Çalışan bağlılığının düşen seviyeleri, Z kuşağının iş dünyasını dönüştüren beklentileri ve yaklaşan yetenek kıtlığı krizi; iş dünyası gündeminde devamlı tartışılan üç kritik konu olarak yer alacağı belirtiliyor.
ÇALIŞAN BAĞLILIĞINDA ALARM!
Gallup'un küresel araştırma sonuçlarına göre 2024 yılı itibarıyla Türkiye'de çalışan bağlılığı oranı sadece yüzde 15’ler seviyesinde çıkıyor. Bu kadar düşük bir oranın dört önemli nedeninin olabileceği ifade edilerek, “yetersiz ücret ve yan haklar, iş-özel yaşam dengesizliği, gelişim fırsatlarının azlığı, takdir eksikliği” olarak sıralanıyor.

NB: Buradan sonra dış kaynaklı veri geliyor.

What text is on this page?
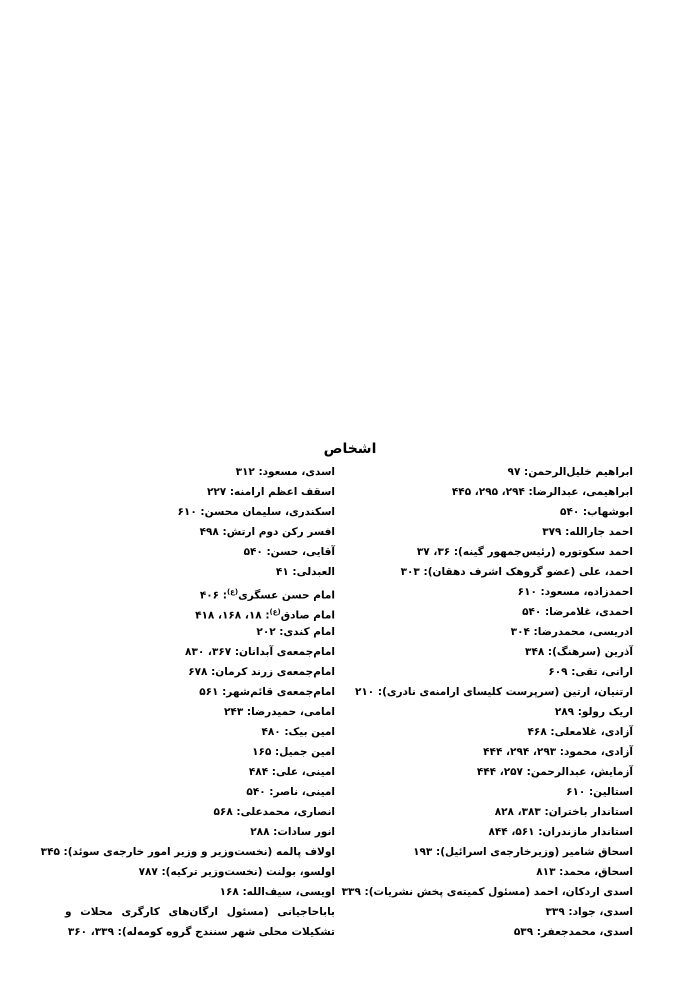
اشخاص
ابراهیم خلیل‌الرحمن: ۹۷
ابراهیمی، عبدالرضا: ۲۹۴، ۲۹۵، ۴۴۵
ابوشهاب: ۵۴۰
احمد جارالله: ۳۷۹
احمد سکوتوره (رئیس‌جمهور گینه): ۳۶، ۳۷
احمد، علی (عضو گروهک اشرف دهقان): ۳۰۳
احمدزاده، مسعود: ۶۱۰
احمدی، غلامرضا: ۵۴۰
ادریسی، محمدرضا: ۳۰۴
آذرین (سرهنگ): ۳۴۸
ارانی، تقی: ۶۰۹
ارتنیان، ارتین (سرپرست کلیسای ارامنه‌ی نادری): ۲۱۰
اریک رولو: ۲۸۹
آزادی، غلامعلی: ۴۶۸
آزادی، محمود: ۲۹۳، ۲۹۴، ۴۴۴
آزمایش، عبدالرحمن: ۲۵۷، ۴۴۴
استالین: ۶۱۰
استاندار باختران: ۳۸۳، ۸۲۸
استاندار مازندران: ۵۶۱، ۸۴۴
اسحاق شامیر (وزیرخارجه‌ی اسرائیل): ۱۹۳
اسحاق، محمد: ۸۱۳
اسدی اردکان، احمد (مسئول کمیته‌ی پخش نشریات): ۳۳۹
اسدی، جواد: ۳۳۹
اسدی، محمدجعفر: ۵۳۹
اسدی، مسعود: ۳۱۲
اسقف اعظم ارامنه: ۲۲۷
اسکندری، سلیمان محسن: ۶۱۰
افسر رکن دوم ارتش: ۴۹۸
آقایی، حسن: ۵۴۰
العبدلی: ۴۱
امام حسن عسگری$^{(ع)}$: ۴۰۶
امام صادق$^{(ع)}$: ۱۸، ۱۶۸، ۴۱۸
امام کندی: ۲۰۲
امام‌جمعه‌ی آبدانان: ۳۶۷، ۸۳۰
امام‌جمعه‌ی زرند کرمان: ۶۷۸
امام‌جمعه‌ی قائم‌شهر: ۵۶۱
امامی، حمیدرضا: ۲۴۳
امین بیک: ۴۸۰
امین جمیل: ۱۶۵
امینی، علی: ۴۸۴
امینی، ناصر: ۵۴۰
انصاری، محمدعلی: ۵۶۸
انور سادات: ۲۸۸
اولاف پالمه (نخست‌وزیر و وزیر امور خارجه‌ی سوئد): ۳۴۵
اولسو، بولنت (نخست‌وزیر ترکیه): ۷۸۷
اویسی، سیف‌الله: ۱۶۸
باباحاجیانی (مسئول ارگان‌های کارگری محلات و تشکیلات محلی شهر سنندج گروه کومه‌له): ۳۳۹، ۳۶۰
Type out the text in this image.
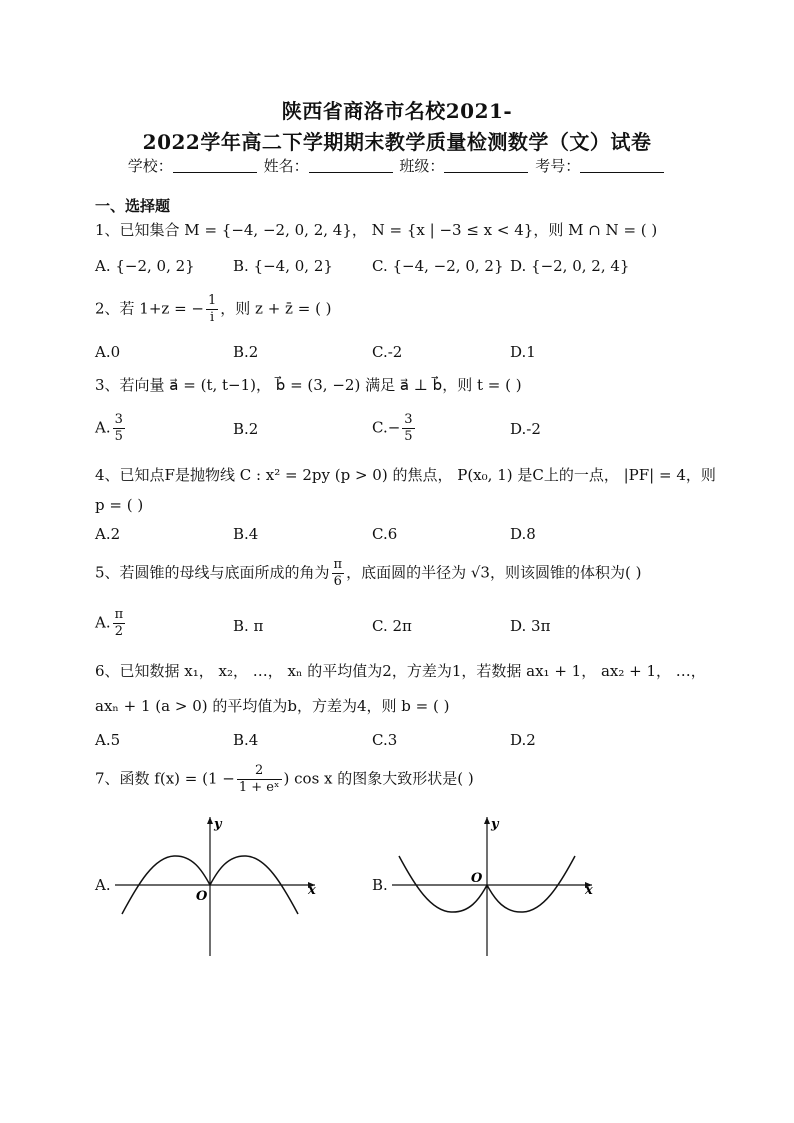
陕西省商洛市名校2021-
2022学年高二下学期期末教学质量检测数学（文）试卷
学校：	姓名：	班级：	考号：
一、选择题
1、已知集合 M = {−4, −2, 0, 2, 4}， N = {x | −3 ≤ x < 4}，则 M ∩ N = ( )
A. {−2, 0, 2}	B. {−4, 0, 2}	C. {−4, −2, 0, 2} D. {−2, 0, 2, 4}
2、若 1+z = − $\frac{1}{i}$ ，则 z + z̄ = ( )
A.0	B.2	C.-2	D.1
3、若向量 a⃗ = (t, t−1)， b⃗ = (3, −2) 满足 a⃗ ⊥ b⃗，则 t = ( )
A. $\frac{3}{5}$	B.2	$C.- \frac{3}{5}$	D.-2
4、已知点F是抛物线 C : x² = 2py (p > 0) 的焦点， P(x₀, 1) 是C上的一点， |PF| = 4，则
p = ( )
A.2	B.4	C.6	D.8
5、若圆锥的母线与底面所成的角为 $\frac{\pi}{6}$ ，底面圆的半径为 √3，则该圆锥的体积为( )
A. $\frac{\pi}{2}$	B. π	C. 2π	D. 3π
6、已知数据 x₁， x₂， …， xₙ 的平均值为2，方差为1，若数据 ax₁ + 1， ax₂ + 1， …，
axₙ + 1 (a > 0) 的平均值为b，方差为4，则 b = ( )
A.5	B.4	C.3	D.2
7、函数 $f(x) = (1 - \frac{2}{\text{1 + eˣ}}$ ) cos x 的图象大致形状是( )
A.
y
x
O
B.
y
x
O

Öte yandan aynı araştırmaya göre her iki çalışandan biri aktif olarak iş ararken, işe giren her dört çalışandan biri kısa süre sonra işinden ayrılıyor. Bu kapsamda çalışanların yüzde 60'ının kalma ya da gitme kararını maaş ve yan haklara göre verdiği belirlendi. Yine, yüzde 62’sinin işyeri ile bağının kopuk ve yüzde 23’ünün ise tamamen kopuk çalışanların oranının olması da işverenler açısından endişe verici olarak nitelendiriliyor.

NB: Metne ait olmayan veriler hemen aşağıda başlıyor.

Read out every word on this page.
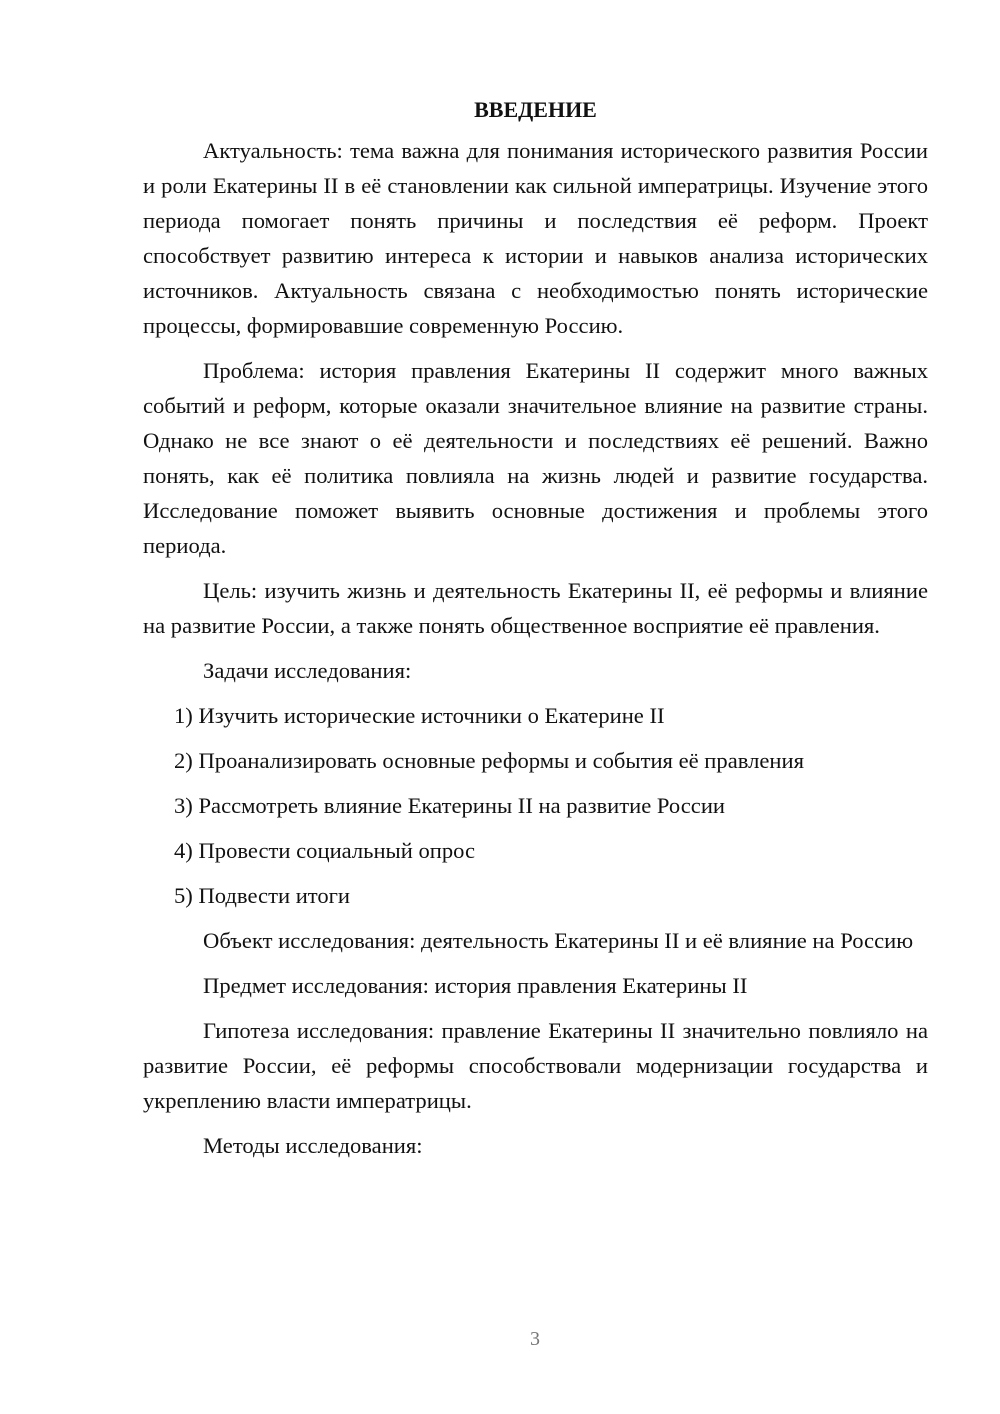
ВВЕДЕНИЕ

Актуальность: тема важна для понимания исторического развития России и роли Екатерины II в её становлении как сильной императрицы. Изучение этого периода помогает понять причины и последствия её реформ. Проект способствует развитию интереса к истории и навыков анализа исторических источников. Актуальность связана с необходимостью понять исторические процессы, формировавшие современную Россию.

Проблема: история правления Екатерины II содержит много важных событий и реформ, которые оказали значительное влияние на развитие страны. Однако не все знают о её деятельности и последствиях её решений. Важно понять, как её политика повлияла на жизнь людей и развитие государства. Исследование поможет выявить основные достижения и проблемы этого периода.

Цель: изучить жизнь и деятельность Екатерины II, её реформы и влияние на развитие России, а также понять общественное восприятие её правления.

Задачи исследования:

1) Изучить исторические источники о Екатерине II
2) Проанализировать основные реформы и события её правления
3) Рассмотреть влияние Екатерины II на развитие России
4) Провести социальный опрос
5) Подвести итоги

Объект исследования: деятельность Екатерины II и её влияние на Россию

Предмет исследования: история правления Екатерины II

Гипотеза исследования: правление Екатерины II значительно повлияло на развитие России, её реформы способствовали модернизации государства и укреплению власти императрицы.

Методы исследования:

3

Z KUŞAĞI GERÇEĞİ: HIZLI KARAR, HIZLI AYRILIŞ!
Araştırmaya göre Z kuşağı ile ilgili en kritik durum gelişim ve geri bildirim eksikliği olarak nitelendiriliyor. Yine adayların yüzde 30'u işe girdikleri ilk hafta, yüzde 70'i ilk ay içinde şirketin kendileri için uygun olup olmadığına karar veriyor. Yeterli gelişim imkanı bulamayan ve geri bildirim alamayan çalışanların yüzde 63'ü ilk yıl içinde istifa ediyor.

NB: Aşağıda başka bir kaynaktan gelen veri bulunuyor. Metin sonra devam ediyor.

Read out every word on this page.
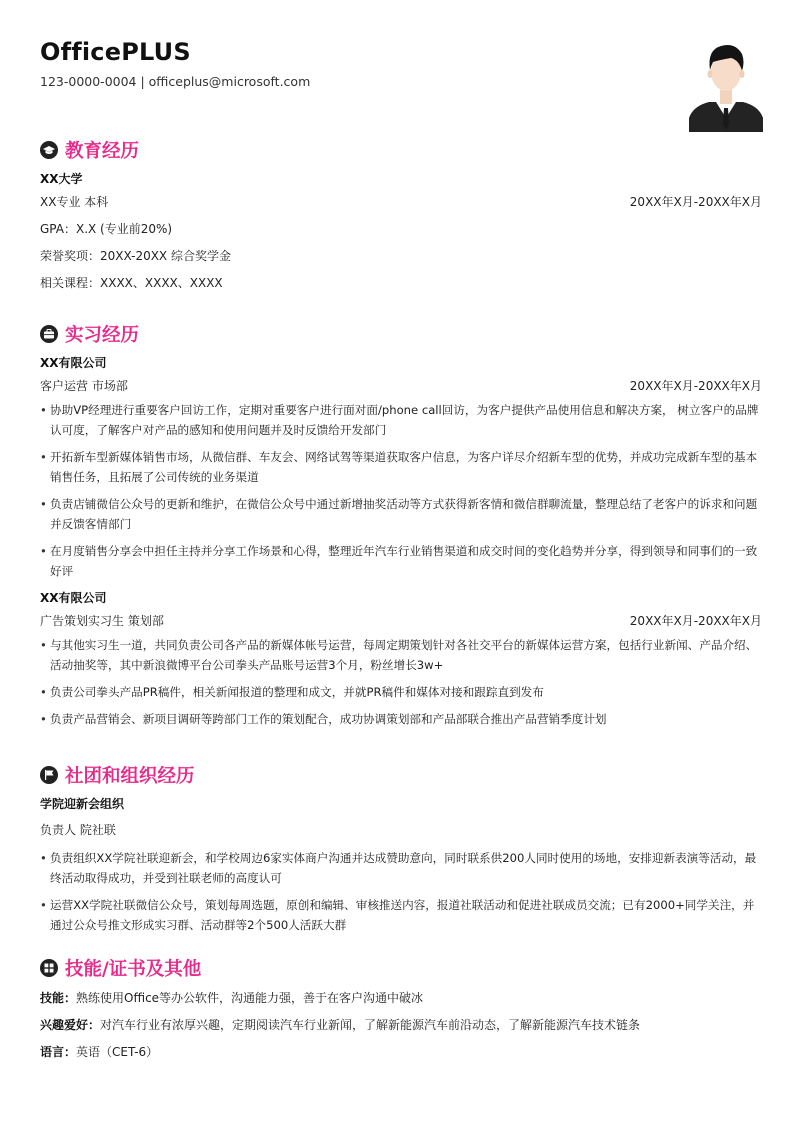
OfficePLUS
123-0000-0004 | officeplus@microsoft.com
教育经历
XX大学
XX专业 本科	20XX年X月-20XX年X月
GPA：X.X (专业前20%)
荣誉奖项：20XX-20XX 综合奖学金
相关课程：XXXX、XXXX、XXXX
实习经历
XX有限公司
客户运营 市场部	20XX年X月-20XX年X月
• 协助VP经理进行重要客户回访工作，定期对重要客户进行面对面/phone call回访，为客户提供产品使用信息和解决方案， 树立客户的品牌认可度，了解客户对产品的感知和使用问题并及时反馈给开发部门
• 开拓新车型新媒体销售市场，从微信群、车友会、网络试驾等渠道获取客户信息，为客户详尽介绍新车型的优势，并成功完成新车型的基本销售任务，且拓展了公司传统的业务渠道
• 负责店铺微信公众号的更新和维护，在微信公众号中通过新增抽奖活动等方式获得新客情和微信群聊流量，整理总结了老客户的诉求和问题并反馈客情部门
• 在月度销售分享会中担任主持并分享工作场景和心得，整理近年汽车行业销售渠道和成交时间的变化趋势并分享，得到领导和同事们的一致好评
XX有限公司
广告策划实习生 策划部	20XX年X月-20XX年X月
• 与其他实习生一道，共同负责公司各产品的新媒体帐号运营，每周定期策划针对各社交平台的新媒体运营方案，包括行业新闻、产品介绍、活动抽奖等，其中新浪微博平台公司拳头产品账号运营3个月，粉丝增长3w+
• 负责公司拳头产品PR稿件，相关新闻报道的整理和成文，并就PR稿件和媒体对接和跟踪直到发布
• 负责产品营销会、新项目调研等跨部门工作的策划配合，成功协调策划部和产品部联合推出产品营销季度计划
社团和组织经历
学院迎新会组织
负责人 院社联
• 负责组织XX学院社联迎新会，和学校周边6家实体商户沟通并达成赞助意向，同时联系供200人同时使用的场地，安排迎新表演等活动，最终活动取得成功，并受到社联老师的高度认可
• 运营XX学院社联微信公众号，策划每周选题，原创和编辑、审核推送内容，报道社联活动和促进社联成员交流；已有2000+同学关注，并通过公众号推文形成实习群、活动群等2个500人活跃大群
技能/证书及其他
技能：熟练使用Office等办公软件，沟通能力强，善于在客户沟通中破冰
兴趣爱好：对汽车行业有浓厚兴趣，定期阅读汽车行业新闻，了解新能源汽车前沿动态，了解新能源汽车技术链条
语言：英语（CET-6）
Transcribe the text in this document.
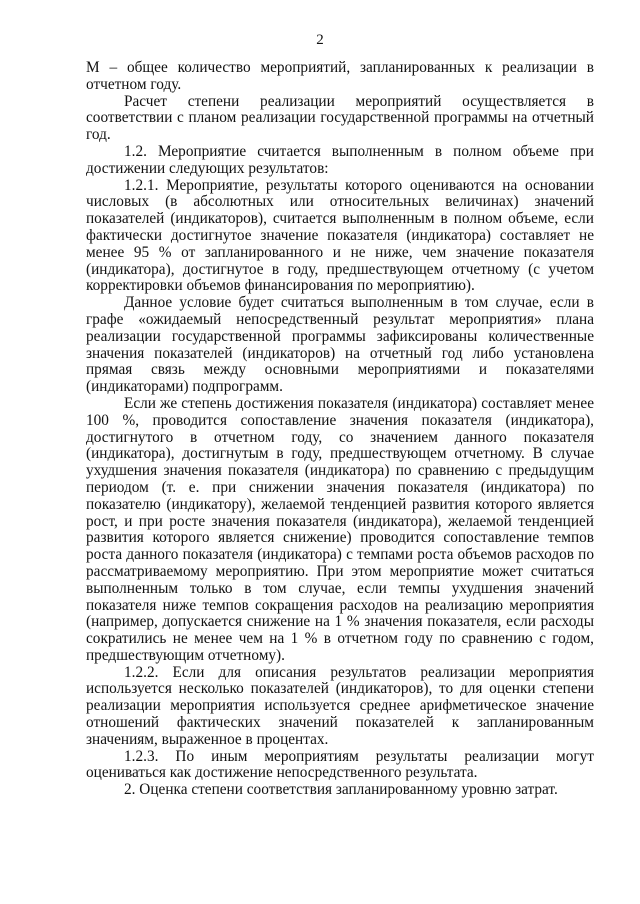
2

М – общее количество мероприятий, запланированных к реализации в отчетном году.

Расчет степени реализации мероприятий осуществляется в соответствии с планом реализации государственной программы на отчетный год.

1.2. Мероприятие считается выполненным в полном объеме при достижении следующих результатов:

1.2.1. Мероприятие, результаты которого оцениваются на основании числовых (в абсолютных или относительных величинах) значений показателей (индикаторов), считается выполненным в полном объеме, если фактически достигнутое значение показателя (индикатора) составляет не менее 95 % от запланированного и не ниже, чем значение показателя (индикатора), достигнутое в году, предшествующем отчетному (с учетом корректировки объемов финансирования по мероприятию).

Данное условие будет считаться выполненным в том случае, если в графе «ожидаемый непосредственный результат мероприятия» плана реализации государственной программы зафиксированы количественные значения показателей (индикаторов) на отчетный год либо установлена прямая связь между основными мероприятиями и показателями (индикаторами) подпрограмм.

Если же степень достижения показателя (индикатора) составляет менее 100 %, проводится сопоставление значения показателя (индикатора), достигнутого в отчетном году, со значением данного показателя (индикатора), достигнутым в году, предшествующем отчетному. В случае ухудшения значения показателя (индикатора) по сравнению с предыдущим периодом (т. е. при снижении значения показателя (индикатора) по показателю (индикатору), желаемой тенденцией развития которого является рост, и при росте значения показателя (индикатора), желаемой тенденцией развития которого является снижение) проводится сопоставление темпов роста данного показателя (индикатора) с темпами роста объемов расходов по рассматриваемому мероприятию. При этом мероприятие может считаться выполненным только в том случае, если темпы ухудшения значений показателя ниже темпов сокращения расходов на реализацию мероприятия (например, допускается снижение на 1 % значения показателя, если расходы сократились не менее чем на 1 % в отчетном году по сравнению с годом, предшествующим отчетному).

1.2.2. Если для описания результатов реализации мероприятия используется несколько показателей (индикаторов), то для оценки степени реализации мероприятия используется среднее арифметическое значение отношений фактических значений показателей к запланированным значениям, выраженное в процентах.

1.2.3. По иным мероприятиям результаты реализации могут оцениваться как достижение непосредственного результата.

2. Оценка степени соответствия запланированному уровню затрат.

VERİLER İŞ DÜNYASINI ENDİŞELİ HALE GETİRİYOR
Yapılan çalışmalarda ayrıca Türkiye'de yüzde 76 oranında yetenek kıtlığı olduğu yönünde bir sonucun ortaya çıkması işdünyasını endişelendiriyor. Bu kapsamda küresel araştırma şirketi Korn Ferry’nin araştırmalarında da 2030'da 85 milyon kişilik beceri açığı oluşacağı yönündeki belirlemeler de iş dünyasının endişelerinde haklı olabileceklerini ortaya koyuyor. Çünkü bu durumun dünya ekonomisine etkisinin 8,5 trilyon dolar olacağı tahmin ediliyor.
ÇALIŞAN-İŞVEREN İLİŞKİSİ İÇİN 3 ÖNEMLİ ÖNERİ
Bu kapsamda yeni dönemde çalışan-işveren ilişkisinin güçlü olabilmesi için şirketlerin üç noktaya odaklanması gerektiğine işaret edilirken, “Genç nesillerin beklentilerini karşılayan iş ortamları, başarıları kutlayan bir kültür ve güçlü bir işveren markası” şeklinde sıralanıyor. Bu çerçevede de “İşveren markası”nın yetenek savaşlarının cephe hattı olacağı işaret edilirken, geleneksel takdir yöntemlerinin ise artık yetersiz kaldığı ve sürdürülebilir ödüllendirme sistemleri şart olduğuna dikkat çekiliyor.